Far East 2015 / Make Room

24 ore di dietro le quinte di un set pornografico raccontate con ironia e un’innegabile talento registico

Che si tratti di un programma tv, una realtà politica o la gestione di un giornale, il “dietro-le-quinte” è una modalità di racconto sempre attuale e capace di suscitare interesse. C’è addirittura chi come Aaron Sorkin ne ha fatto una cifra stilistica personale e ricorrente. Del resto lavorare sui retroscena di realtà organizzative complesse permette di svelare meccanismi di lavoro poco conosciuti e di intrecciare a tali prassi personalità e storie di quell’ambiente. In questo sotto-genere si colloca a pieno diritto Make Room di Kei Morikawa, quasi 24 ore di dietro le quinte di un film porno giapponese sintetizzate in meno di un’ora di mezza.
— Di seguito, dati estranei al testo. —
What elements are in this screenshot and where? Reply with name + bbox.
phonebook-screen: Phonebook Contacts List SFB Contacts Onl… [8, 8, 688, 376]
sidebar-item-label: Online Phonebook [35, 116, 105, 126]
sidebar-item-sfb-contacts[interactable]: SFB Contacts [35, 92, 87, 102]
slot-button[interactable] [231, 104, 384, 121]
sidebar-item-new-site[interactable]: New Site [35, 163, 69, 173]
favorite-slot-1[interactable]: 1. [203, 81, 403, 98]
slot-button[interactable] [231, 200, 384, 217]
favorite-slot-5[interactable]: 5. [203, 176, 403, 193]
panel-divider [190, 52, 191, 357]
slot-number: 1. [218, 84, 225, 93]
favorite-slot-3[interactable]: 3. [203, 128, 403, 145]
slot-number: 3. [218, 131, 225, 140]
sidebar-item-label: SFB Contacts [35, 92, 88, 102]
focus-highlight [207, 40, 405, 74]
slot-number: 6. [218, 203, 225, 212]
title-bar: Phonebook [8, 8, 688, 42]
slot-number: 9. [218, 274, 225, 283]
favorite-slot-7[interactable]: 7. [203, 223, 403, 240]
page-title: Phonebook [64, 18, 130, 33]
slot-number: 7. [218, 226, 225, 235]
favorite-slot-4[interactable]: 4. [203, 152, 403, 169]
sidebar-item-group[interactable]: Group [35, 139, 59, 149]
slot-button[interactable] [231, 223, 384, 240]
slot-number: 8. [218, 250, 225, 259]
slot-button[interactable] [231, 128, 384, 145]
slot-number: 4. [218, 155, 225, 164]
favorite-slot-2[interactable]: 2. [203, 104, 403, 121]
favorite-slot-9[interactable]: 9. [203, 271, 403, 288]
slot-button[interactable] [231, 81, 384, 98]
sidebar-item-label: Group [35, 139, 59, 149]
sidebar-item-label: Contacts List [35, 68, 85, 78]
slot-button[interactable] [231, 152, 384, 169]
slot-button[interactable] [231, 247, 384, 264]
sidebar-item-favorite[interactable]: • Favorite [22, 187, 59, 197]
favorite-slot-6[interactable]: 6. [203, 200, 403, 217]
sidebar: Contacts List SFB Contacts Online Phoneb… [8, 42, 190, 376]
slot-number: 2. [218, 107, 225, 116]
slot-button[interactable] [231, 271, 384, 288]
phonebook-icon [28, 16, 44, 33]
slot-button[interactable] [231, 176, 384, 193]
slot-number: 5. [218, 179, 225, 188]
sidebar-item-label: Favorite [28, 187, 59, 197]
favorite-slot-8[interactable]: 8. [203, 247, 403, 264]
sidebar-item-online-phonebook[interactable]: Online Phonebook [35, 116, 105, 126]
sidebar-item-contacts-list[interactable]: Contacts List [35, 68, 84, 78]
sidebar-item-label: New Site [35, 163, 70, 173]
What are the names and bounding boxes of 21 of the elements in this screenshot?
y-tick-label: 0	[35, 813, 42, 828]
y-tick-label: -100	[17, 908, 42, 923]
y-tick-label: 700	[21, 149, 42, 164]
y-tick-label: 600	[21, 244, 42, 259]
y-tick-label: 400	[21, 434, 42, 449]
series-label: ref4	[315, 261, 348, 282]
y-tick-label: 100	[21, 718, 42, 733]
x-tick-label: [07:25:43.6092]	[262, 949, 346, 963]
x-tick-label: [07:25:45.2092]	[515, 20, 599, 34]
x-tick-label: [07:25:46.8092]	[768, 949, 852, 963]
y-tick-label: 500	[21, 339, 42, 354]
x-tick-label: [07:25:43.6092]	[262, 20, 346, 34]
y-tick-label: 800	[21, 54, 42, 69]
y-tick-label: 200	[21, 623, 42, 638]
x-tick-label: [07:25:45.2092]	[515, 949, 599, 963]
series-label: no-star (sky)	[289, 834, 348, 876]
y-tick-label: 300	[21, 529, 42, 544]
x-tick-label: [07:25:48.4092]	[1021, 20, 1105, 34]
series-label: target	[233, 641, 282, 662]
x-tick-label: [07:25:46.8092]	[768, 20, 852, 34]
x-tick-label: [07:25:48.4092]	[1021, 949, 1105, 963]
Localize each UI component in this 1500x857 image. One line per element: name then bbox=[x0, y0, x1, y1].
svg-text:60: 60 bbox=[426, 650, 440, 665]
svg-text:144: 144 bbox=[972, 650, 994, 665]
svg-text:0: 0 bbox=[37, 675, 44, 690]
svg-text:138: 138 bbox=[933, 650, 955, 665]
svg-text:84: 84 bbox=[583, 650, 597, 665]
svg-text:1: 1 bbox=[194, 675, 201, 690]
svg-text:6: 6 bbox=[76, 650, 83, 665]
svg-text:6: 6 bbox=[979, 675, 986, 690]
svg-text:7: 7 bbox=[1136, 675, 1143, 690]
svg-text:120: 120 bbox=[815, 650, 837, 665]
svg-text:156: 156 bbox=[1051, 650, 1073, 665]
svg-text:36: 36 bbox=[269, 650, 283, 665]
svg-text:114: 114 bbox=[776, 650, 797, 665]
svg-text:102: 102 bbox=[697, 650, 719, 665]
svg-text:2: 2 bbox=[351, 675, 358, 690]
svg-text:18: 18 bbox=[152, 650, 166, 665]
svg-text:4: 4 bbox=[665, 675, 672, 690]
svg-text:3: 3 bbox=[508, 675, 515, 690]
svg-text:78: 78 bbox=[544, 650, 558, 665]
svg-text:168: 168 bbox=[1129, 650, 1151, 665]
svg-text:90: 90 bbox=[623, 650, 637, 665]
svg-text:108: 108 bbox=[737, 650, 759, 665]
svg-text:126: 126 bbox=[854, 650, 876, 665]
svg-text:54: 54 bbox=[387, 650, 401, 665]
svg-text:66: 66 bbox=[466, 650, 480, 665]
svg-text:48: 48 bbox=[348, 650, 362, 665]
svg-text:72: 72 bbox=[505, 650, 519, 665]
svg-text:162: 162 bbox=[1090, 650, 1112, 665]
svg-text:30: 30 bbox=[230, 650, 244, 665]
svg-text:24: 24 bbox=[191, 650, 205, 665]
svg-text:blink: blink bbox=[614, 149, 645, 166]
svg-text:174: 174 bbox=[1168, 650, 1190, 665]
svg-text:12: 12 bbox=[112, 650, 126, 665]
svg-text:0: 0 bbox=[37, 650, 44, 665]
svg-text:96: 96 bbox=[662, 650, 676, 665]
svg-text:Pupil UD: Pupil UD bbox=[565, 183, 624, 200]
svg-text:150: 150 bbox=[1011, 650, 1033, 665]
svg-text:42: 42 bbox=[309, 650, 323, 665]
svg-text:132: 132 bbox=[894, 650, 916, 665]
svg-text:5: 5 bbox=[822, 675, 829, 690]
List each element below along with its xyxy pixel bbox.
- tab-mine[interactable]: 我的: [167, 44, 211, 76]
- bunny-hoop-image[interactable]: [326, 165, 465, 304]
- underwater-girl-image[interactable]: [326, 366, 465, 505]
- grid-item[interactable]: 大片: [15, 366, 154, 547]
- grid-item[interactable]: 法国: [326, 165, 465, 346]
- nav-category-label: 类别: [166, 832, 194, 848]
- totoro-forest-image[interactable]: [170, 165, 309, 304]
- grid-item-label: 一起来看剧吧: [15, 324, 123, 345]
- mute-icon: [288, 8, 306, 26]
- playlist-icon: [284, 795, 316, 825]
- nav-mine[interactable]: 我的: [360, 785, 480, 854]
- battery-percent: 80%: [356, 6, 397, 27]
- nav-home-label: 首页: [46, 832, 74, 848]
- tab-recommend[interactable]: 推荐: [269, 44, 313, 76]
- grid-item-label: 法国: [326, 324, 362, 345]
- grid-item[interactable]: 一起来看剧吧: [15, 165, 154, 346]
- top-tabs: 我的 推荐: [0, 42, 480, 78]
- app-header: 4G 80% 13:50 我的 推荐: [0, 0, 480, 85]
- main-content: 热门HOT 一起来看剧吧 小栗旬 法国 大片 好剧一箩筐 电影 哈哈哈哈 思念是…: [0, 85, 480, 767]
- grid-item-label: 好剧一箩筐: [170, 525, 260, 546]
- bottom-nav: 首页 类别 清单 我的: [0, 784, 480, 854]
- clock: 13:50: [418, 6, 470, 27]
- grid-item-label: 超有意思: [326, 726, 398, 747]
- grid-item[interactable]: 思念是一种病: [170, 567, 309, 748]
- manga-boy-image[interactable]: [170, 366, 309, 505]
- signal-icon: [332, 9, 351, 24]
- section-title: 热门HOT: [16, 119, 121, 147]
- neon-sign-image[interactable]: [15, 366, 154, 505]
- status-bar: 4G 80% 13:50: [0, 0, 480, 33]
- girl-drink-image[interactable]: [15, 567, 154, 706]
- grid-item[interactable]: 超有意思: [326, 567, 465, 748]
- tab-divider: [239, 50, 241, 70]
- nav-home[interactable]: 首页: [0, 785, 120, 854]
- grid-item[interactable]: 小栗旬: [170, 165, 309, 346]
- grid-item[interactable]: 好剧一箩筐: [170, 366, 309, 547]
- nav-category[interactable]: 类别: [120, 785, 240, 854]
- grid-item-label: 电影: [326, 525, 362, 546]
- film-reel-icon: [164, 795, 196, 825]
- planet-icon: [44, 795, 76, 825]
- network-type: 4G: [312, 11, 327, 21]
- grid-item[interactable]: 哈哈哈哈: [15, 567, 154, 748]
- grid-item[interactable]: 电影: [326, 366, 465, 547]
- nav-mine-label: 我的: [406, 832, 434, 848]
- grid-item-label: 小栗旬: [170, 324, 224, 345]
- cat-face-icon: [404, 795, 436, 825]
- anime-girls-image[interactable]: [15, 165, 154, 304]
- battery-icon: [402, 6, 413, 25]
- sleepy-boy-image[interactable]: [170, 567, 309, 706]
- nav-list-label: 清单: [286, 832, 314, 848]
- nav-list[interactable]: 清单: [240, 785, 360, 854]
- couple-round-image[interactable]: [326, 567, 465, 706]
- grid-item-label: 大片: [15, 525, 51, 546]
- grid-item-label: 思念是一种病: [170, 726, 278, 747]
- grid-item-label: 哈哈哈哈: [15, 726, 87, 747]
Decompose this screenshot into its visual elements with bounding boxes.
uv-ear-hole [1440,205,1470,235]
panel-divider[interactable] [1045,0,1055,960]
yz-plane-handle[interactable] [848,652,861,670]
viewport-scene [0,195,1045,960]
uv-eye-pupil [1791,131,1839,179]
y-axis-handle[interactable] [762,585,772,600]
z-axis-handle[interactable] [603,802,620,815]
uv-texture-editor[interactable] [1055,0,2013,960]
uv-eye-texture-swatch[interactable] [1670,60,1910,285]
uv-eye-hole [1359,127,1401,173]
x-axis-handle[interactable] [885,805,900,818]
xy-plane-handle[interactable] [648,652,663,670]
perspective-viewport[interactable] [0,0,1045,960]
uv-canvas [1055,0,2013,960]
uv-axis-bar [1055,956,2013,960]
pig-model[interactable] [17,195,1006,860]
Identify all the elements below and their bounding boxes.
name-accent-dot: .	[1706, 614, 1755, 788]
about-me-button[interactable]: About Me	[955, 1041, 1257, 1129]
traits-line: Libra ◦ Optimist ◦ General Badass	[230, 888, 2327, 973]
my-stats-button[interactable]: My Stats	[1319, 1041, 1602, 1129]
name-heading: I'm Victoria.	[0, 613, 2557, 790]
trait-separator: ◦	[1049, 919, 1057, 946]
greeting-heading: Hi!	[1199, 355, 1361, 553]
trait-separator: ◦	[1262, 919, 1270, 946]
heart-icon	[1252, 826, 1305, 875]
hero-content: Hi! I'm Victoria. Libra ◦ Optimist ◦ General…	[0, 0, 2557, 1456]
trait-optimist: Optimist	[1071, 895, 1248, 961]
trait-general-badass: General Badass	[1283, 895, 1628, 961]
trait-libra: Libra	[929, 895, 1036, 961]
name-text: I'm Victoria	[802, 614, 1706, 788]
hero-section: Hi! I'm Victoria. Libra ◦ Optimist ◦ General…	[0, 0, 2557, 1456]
Cinque attrici da truccare, un regista spazientito e l’assistente bloccata nel traffico chissà dove. Si prospetta una giornata di lavoro impegnativa per Kyoko, truccatrice di film per adulti. Ad aggravare la situazione si aggiungono poi altri imprevisti, dalla protagonista del film che tarda ad arrivare alla novellina terrorizzata dall’idea del debutto – oltre ad una sceneggiatura inaspettatamente complessa che nessuno pare aver letto per davvero. Ambientato interamente nella stanza della location scelta come camerino, Make Room porta sullo schermo i lavori caotici e affrettati di una produzione per adulti semi-professionista, tra tabelle di marcia che saltano,attrici da gestire, scene da improvvisare. Un vero e proprio magma, che Kei Morikawa decide di riprendere in antitesi, opponendo al flusso caotico di attori e troupe lunghi piani sequenza con camera fissa e lievi movimenti di macchina, che esaltano certamente la genesi teatrale dell’opera (nata dalla penna di una pornostar giapponese presente anche nel film) ma inquadrano tutte le vicende in una prospettiva distaccata e ironica. Morikawa evita infatti ogni dinamismo del linguaggio, e relegando il movimento solamente all’interno dell’immagine rivela una capacità registica non indifferente, per come riesce a rendere scorrevoli anche le inquadrature fisse più lunghe orchestrando al meglio gli spostamenti degli attori sulla scena. Quest’approccio inoltre gli permette di esaltare il ruolo centrale di Kyoko, vero punto di riferimento all’interno del caos del set. E’ lei del resto a consolare l’attrice spaventata e a far addolcire quella più presuntuosa, è lei a preparare le ragazze e far studiare loro la parte; senza perdere mai la calma ma opponendo ad ogni imprevisto un pragmatismo molto razionale, di fatto rende possibile tutto quello che accade in un secondo momento sul set – e di cui non vedremo mai nulla.

Se si va oltre la facciata di racconto piccante sulla scena pornografica giapponese, Make Room si rivela allora un film ben più raffinato e curato di quanto avrebbe potuto essere; Morikawa evita di ostentare dettagli gratuiti ma tratta anzi la materia con estrema naturalezza (del resto alle spalle ha anni di esperienza come regista di film porno). Questa capacità emerge soprattutto per come tratteggia ciascuna delle attrici, cinque personalità diverse che nell’insieme sembrano creare un unico ritratto complesso e sfaccettato, forse leggermente edulcorato rispetto all’oscurità che pervade certi aspetti di questo settore ma anche libero da ogni vittimismo e pudore. Tutte le attrici coinvolte, compresa la debuttante, vivono con piacere la loro professione, un lavoro che hanno scelto di perseguire in piena libertà e del quale vanno anche fiere.